ちくまプリマー新書

哲学対話、ここにはじまる

苫野一徳『はじめての哲学的思考』

4月刊行のちくまプリマー新書『はじめての哲学的思考』(苫野一徳著)について、哲学者の岡本裕一朗さんに解説をいただきました。

「はじめての~」というタイトルをもった本は、哲学にかぎらずけっこう出版されている。たしかに、この手の入門書では、基本的な知識が説明されたり、易しい言葉で表現されたりしてはいる。しかし、初学者がこうした書物を読んでも、次にどうしたらいいか、たいてい途方に暮れてしまう。

 たとえばフロイトの『はじめての精神分析学(精神分析入門)』を読むと、彼の分析の巧みさに驚嘆するに違いない。とはいえ、彼の「夢解釈」がどんなに見事でも、いざ読者が同じようにやろうとすると、まったく手に負えないのだ。おそらく、著者と読者の差を実感する結果に終わるだろう。こうした経験は、フロイトの本だけではない。その点では、予備知識をほとんど持たない読者に、「はじめての~」を提供することが、いかに困難であるか理解できるだろう。

 それに対して、『はじめての哲学的思考』は、こうした難所を楽々とクリアしている。おそらく、『はじめての~』と銘打った中で、ほんとうに入門できる「はじめての」本ではないだろうか。類書を読んでも次に進めない読者に対して、本書は間違いなくその次のステップを示してくれる。
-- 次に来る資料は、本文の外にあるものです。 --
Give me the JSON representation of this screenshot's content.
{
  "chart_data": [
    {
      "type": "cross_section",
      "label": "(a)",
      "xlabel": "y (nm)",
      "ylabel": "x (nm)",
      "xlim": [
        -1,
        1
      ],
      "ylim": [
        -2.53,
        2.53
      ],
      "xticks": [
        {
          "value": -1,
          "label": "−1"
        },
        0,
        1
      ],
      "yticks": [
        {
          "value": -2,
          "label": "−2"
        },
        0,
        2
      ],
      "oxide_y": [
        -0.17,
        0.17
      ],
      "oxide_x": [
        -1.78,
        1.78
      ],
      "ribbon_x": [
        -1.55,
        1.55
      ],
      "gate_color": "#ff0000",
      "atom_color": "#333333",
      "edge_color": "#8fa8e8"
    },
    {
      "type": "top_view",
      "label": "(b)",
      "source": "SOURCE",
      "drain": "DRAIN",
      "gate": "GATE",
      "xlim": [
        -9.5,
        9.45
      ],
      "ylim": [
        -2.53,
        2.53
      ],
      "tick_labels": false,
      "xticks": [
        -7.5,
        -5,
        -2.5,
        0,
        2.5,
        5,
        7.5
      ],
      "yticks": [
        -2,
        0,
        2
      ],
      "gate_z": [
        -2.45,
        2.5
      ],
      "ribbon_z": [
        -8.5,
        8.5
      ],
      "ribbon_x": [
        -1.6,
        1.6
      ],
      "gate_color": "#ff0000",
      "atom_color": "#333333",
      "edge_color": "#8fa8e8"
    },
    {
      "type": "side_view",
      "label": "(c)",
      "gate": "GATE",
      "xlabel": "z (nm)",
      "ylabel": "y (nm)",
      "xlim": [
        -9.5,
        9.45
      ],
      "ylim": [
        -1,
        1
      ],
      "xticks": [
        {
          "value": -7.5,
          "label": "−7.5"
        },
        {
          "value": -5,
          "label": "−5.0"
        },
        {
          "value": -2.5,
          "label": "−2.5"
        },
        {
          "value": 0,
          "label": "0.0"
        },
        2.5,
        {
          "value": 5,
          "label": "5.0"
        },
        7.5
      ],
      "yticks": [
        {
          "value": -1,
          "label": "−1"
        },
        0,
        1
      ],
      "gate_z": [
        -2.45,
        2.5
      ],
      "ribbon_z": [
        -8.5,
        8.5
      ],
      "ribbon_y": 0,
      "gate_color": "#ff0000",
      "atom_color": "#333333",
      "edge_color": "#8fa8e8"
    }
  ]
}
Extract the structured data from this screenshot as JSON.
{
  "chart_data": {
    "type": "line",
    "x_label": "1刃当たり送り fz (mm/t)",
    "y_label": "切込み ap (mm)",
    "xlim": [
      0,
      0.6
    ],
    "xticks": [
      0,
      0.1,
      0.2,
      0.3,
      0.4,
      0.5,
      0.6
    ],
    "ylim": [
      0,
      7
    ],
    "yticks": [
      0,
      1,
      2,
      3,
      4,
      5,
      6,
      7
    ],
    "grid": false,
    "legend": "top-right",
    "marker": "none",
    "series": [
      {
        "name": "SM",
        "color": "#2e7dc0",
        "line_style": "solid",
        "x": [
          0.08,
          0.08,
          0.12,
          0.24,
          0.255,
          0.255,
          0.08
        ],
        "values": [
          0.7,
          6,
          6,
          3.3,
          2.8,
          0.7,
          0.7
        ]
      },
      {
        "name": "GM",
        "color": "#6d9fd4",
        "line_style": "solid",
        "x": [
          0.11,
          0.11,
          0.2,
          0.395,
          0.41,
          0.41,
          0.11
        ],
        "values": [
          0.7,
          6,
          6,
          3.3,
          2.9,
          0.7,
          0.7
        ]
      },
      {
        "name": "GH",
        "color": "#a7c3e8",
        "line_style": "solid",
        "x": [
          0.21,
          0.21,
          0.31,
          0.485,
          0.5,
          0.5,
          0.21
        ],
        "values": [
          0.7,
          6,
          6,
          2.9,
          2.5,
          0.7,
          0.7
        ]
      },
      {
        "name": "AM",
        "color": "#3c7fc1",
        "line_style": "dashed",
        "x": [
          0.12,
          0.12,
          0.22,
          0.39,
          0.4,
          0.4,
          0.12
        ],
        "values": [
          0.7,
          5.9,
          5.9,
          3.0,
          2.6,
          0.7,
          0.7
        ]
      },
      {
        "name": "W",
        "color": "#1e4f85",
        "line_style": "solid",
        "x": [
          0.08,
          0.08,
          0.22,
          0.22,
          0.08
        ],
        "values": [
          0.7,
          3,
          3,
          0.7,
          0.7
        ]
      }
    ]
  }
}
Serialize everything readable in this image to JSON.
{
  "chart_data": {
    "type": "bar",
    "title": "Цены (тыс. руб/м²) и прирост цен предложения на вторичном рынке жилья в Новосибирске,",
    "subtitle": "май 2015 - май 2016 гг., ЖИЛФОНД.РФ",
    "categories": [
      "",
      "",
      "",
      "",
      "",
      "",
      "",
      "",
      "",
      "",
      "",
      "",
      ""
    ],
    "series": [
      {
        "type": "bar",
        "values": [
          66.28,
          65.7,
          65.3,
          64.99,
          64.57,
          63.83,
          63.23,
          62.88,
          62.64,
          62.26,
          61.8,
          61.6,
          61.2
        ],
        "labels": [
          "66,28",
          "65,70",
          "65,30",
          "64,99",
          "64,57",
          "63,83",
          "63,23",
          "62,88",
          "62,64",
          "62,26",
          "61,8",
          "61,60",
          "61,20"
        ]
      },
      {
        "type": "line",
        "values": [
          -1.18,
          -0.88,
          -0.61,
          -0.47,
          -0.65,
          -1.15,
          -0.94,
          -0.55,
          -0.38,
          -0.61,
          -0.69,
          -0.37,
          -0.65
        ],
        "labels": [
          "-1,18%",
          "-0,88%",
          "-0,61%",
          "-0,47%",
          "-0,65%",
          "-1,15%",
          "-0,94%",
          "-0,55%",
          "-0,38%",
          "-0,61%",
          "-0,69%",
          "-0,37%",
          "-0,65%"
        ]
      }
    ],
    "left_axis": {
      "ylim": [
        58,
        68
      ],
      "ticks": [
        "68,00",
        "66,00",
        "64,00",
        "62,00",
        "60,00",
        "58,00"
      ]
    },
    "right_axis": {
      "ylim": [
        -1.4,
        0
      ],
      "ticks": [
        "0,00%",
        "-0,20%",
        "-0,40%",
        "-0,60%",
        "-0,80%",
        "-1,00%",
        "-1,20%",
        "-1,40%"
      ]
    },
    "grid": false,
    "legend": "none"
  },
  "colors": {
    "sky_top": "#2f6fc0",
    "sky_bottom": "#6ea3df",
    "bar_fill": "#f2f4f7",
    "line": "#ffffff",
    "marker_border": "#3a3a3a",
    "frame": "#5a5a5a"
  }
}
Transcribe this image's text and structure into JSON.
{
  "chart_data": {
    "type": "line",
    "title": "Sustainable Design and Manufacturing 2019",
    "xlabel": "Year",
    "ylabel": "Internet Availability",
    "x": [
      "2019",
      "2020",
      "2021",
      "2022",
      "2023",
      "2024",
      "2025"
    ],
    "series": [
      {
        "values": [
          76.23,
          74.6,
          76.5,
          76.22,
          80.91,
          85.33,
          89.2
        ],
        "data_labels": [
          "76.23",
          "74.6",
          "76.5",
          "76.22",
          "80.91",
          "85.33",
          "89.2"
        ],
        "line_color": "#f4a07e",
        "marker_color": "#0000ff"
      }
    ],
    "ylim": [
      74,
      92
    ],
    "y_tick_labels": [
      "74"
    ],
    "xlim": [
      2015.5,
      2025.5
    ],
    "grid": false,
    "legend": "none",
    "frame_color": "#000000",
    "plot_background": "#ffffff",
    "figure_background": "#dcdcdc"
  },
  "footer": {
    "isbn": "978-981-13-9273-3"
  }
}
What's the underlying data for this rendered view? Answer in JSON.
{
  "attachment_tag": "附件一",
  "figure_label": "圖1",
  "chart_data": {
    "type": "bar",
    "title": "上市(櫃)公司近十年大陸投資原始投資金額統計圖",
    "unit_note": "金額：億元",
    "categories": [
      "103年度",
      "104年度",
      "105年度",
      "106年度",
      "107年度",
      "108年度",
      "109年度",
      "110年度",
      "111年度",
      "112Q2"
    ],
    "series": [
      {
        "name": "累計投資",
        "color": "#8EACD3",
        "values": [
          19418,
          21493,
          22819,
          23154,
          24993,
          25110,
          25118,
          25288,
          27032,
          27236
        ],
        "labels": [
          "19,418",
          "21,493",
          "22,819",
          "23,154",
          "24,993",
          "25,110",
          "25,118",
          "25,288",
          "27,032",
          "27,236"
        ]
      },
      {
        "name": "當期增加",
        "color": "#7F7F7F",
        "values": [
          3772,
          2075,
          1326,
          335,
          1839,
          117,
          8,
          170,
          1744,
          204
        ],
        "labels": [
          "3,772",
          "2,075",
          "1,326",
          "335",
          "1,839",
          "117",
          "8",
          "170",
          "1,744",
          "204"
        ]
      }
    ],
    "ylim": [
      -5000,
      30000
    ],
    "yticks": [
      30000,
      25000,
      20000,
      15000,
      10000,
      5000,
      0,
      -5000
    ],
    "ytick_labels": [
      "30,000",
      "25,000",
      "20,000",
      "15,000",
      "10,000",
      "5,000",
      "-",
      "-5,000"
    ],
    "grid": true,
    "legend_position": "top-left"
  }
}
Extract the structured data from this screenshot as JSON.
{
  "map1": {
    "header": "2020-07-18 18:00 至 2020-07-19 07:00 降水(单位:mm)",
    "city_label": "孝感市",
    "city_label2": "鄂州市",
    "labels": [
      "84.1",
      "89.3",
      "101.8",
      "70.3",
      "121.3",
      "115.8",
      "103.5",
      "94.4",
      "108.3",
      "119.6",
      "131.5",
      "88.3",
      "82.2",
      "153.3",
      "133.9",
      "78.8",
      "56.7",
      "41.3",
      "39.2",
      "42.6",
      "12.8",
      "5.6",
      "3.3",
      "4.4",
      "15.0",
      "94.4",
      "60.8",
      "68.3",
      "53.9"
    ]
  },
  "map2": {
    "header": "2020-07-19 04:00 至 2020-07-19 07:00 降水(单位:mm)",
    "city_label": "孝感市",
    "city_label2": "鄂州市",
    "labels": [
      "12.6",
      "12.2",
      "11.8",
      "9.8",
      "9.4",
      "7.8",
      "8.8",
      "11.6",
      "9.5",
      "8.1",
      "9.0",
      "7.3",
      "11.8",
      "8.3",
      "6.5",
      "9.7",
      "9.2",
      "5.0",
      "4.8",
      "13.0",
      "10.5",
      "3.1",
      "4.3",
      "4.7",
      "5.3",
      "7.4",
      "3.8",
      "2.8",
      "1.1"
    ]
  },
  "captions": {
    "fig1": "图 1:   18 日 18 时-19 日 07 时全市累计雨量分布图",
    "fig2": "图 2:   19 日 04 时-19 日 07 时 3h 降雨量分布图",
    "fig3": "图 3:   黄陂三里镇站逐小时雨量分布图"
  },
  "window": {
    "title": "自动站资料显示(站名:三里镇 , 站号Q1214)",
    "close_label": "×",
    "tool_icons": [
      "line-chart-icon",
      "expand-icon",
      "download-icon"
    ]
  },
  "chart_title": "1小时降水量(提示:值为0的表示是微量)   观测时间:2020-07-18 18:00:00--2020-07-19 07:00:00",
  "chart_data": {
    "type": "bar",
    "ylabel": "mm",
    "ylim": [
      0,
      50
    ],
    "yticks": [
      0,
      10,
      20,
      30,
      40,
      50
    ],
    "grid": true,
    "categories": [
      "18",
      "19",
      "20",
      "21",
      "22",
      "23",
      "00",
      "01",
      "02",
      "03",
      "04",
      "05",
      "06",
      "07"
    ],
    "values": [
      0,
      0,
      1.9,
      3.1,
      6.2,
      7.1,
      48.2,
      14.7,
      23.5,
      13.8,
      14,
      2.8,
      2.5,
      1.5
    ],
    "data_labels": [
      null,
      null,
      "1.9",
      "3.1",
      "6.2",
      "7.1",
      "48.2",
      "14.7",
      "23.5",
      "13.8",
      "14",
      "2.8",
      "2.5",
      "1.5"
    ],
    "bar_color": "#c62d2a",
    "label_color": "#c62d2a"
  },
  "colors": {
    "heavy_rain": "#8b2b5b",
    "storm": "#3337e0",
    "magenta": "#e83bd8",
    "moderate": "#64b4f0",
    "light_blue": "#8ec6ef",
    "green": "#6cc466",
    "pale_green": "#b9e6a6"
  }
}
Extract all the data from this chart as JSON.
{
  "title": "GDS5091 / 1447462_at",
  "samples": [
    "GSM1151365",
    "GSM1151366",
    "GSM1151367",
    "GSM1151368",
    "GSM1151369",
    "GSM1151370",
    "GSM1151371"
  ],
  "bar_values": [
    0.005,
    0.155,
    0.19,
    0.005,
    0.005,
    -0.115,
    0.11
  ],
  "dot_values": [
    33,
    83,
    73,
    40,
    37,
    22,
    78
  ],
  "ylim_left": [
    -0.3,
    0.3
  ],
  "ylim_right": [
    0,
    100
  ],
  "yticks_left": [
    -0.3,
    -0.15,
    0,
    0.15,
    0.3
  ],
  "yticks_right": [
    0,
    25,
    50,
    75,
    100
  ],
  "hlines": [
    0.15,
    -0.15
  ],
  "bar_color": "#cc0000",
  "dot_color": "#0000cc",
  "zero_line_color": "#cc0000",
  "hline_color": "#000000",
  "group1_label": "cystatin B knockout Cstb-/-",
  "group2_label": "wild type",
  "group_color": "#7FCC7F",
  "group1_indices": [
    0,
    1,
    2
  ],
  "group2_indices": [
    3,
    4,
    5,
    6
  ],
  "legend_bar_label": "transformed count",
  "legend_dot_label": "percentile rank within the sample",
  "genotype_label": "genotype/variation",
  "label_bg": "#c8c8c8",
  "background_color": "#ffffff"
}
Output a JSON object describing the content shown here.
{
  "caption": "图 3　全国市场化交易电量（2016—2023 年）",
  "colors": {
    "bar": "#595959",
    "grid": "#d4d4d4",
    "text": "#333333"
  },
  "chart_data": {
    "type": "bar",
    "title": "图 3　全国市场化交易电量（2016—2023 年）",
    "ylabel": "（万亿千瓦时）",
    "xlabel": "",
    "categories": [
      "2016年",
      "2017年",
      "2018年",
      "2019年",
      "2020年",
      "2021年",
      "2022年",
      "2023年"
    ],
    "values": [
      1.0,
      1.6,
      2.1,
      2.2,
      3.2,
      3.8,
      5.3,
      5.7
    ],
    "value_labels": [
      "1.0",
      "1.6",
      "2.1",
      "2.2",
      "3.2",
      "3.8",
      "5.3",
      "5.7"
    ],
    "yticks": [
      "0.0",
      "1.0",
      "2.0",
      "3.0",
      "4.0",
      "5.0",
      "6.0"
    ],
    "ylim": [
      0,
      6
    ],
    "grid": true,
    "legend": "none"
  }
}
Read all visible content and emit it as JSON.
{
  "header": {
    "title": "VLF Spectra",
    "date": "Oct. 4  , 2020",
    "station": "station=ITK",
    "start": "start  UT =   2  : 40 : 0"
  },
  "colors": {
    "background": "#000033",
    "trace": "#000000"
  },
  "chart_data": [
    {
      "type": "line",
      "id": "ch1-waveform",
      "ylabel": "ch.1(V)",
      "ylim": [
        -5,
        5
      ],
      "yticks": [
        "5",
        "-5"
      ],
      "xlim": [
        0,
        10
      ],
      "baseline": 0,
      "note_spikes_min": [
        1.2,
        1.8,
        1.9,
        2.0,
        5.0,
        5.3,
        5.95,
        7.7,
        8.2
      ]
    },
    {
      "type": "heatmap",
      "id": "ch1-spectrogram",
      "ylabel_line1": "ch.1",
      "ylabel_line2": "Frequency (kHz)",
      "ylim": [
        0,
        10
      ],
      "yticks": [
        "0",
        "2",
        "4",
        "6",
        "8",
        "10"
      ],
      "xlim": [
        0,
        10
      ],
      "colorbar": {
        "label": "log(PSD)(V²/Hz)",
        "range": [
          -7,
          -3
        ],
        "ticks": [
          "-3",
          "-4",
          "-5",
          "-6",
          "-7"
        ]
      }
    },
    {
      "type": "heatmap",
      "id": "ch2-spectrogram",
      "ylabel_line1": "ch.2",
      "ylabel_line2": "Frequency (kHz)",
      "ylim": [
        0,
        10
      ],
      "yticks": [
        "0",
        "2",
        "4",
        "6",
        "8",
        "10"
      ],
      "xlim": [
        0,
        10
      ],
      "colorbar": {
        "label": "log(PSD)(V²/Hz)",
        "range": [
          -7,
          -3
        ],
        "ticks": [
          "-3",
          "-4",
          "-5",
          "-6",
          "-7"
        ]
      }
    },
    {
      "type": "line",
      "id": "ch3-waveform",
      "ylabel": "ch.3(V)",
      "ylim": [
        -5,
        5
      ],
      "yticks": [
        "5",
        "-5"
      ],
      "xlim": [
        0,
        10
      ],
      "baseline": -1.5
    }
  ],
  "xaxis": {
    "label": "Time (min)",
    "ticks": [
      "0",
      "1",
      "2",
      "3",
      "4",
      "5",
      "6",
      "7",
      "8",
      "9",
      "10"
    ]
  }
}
このように見ると、本書は「哲学的思考をすぐにはじめる」ことができる、実践的な指南書と言ってもよい。

 この目的を遂行するため、著者はさまざまな〝奥義〟を教えてくれる。そのいくつかを挙げてみよう。①「一般化のワナ」に注意しよう ②「問い方のマジック」にひっかからない ③相手をいい負かすための「ディベート」はやめよう ④「帰謬法」を封じ込めよう ⑤「自然主義的誤り」に陥らない ⑥インチキな「思考実験」にご用心、などなど。その他、いろいろ説明されているが、ここに列挙しただけでも重要なものばかりだ。それらは、初学者だけでなく、「白熱教室」のサンデル氏をはじめ、多くの研究者でさえ犯しがちな悪癖でもある。こうした指摘は、敵を作る可能性もあるので、きわめて勇気ある態度と言わなくてはならない。

 また、コストパフォーマンスの点から考えても、本書が相当にお買得な書籍であるのは異論がないだろう。「そんなに簡単に秘伝を教えていいの?」と、ちょっと心配な面があるほどだ。それでも、著者がこうした知識を出し惜しみなく披露したのは、対話に対する希望の思いが込められているからである。相手を議論で打ち負かすのではなく、「異なる意見の持ち主たちが何らかの〝共通了解〟を見出し合う点」にこそ「哲学の本領」がある、と著者は考えている。

 さらに、このような哲学的思考の実践として、「恋とは何か?」という問題をめぐって、具体的な手ほどきが行なわれている。評者のような年齢になると、少し恥ずかしさを覚えそうな内容だけれど、思春期まっさかりの青少年にとってはきわめてリアルに感じるはずだ。このあたりは、いつまでも若々しい感性を持ちつづける著者の独擅場のように見える。こんな生き生きとした「恋」の話は、普通の哲学の入門書ではまず望むことができない。この「恋」の話を読むためだけでも、この本を買う価値はある。

 ところで、こうした著者の哲学的思考の原点は、「欲望相関性の原理」と呼ばれ、「世界は欲望の色を帯びている」と表現されている。これが「哲学の基本にして最大の〝奥義〟のひとつ」とされるのだ。たしかに、「恋」の話と「欲望相関性の原理」は、うまくつながっているように見える。しかし、この原理をすべての場面に妥当させることが可能なのだろうか。そのためには、「欲望」の意味を変える必要がありそうだ。そのとき、著者自身が警告した「一般化のワナ」に陥ることにならないだろうか。「原理」を求めるあまり、「欲望」概念を拡張しすぎているように見える。しかし本書は、そうした反論をすでに想定しているに違いない。そこから「哲学対話をはじめよう」と誘っている。まさに、「ここからはじまる哲学的思考」の本である。